Assad’s family hails from Latakia, the scene of a fierce 11-day battle in which rebel groups including the al-Qaida-linked Nusra Front have made significant gains. So far, they’ve captured a border crossing with Turkey and a tiny slice of the coast that gives them access to the Mediterranean Sea.
In addition to Kassab, al-Jarba also toured Latakia’s rebel-held mountainous areas of Jabal al-Turkomen and Jabal al-Akrad, meeting with rebel commanders to assess the “latest plans and needs for the battle on the coast,” the Western-backed Syrian National Coalition said in a statement.
Syria’s uprising began with largely peace protests against Assad’s rule. It has since then evolved into a civil war with sectarian overtones, pitting predominantly Sunni Muslim rebels against Assad’s government that is dominated by Alawites, a sect in Shiite Islam. On the opposition side, Islamic extremists, including foreign fighters and Syrian rebels who have taken up hard-line al-Qaida-style ideologies, have played an increasingly prominent role among fighters, dampening the West’s support for the rebellion to overthrow Assad.

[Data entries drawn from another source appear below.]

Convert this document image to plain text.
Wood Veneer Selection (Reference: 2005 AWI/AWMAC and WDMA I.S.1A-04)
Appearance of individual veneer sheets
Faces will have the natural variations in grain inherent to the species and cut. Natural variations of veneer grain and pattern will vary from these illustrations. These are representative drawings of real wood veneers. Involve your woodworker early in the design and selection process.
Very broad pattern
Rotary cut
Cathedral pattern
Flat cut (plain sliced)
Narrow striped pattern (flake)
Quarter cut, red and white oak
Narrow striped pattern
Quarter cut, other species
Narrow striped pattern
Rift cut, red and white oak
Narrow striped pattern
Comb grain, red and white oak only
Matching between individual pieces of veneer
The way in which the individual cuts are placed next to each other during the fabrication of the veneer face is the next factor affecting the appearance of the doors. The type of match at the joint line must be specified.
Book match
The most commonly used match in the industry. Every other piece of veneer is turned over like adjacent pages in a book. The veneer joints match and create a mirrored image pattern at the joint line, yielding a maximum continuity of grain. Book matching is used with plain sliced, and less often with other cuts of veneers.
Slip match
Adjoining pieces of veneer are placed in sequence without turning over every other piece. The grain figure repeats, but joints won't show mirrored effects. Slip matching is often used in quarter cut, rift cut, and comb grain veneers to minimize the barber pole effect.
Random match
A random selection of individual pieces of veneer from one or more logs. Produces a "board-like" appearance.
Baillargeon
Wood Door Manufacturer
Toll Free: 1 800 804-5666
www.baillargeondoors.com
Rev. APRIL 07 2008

That has led to a backlash by Islamic brigades and more moderate rebels who launched a war against the al-Qaida breakaway group, the Islamic State of Iraq and the Levant. Infighting has raged in the north for months and more than, 3,000 fighters have been killed in the rebel-on-rebel violence since the beginning of the year, according to activists. These deaths were not included in Observatory’s tally.
On Tuesday, The Observatory said fighting between Assad’s loyalist and the rebels was concentrated in several opposition-held suburbs of the capital, Damascus, and the northern province of Aleppo, where rebels have managed to hold on to large swaths of territory and whole districts of the city of Aleppo, Syria’s largest urban center and its commercial hub. The rebels captured them from government forces in a 2012 offensive.
The group also reported heavy clashes in the southern province of Daraa that is the birthplace of Syria’s uprising.
Syria’s official SANA news agency said terrorists, a term state media uses for rebels, have fired mortars into a government-held district of Aleppo, killing five people and wounding 26 others. In Damascus, one person died and two were injured in separate mortar attacks on the capital’s districts of Zablatani and Abassyeen, SANA said.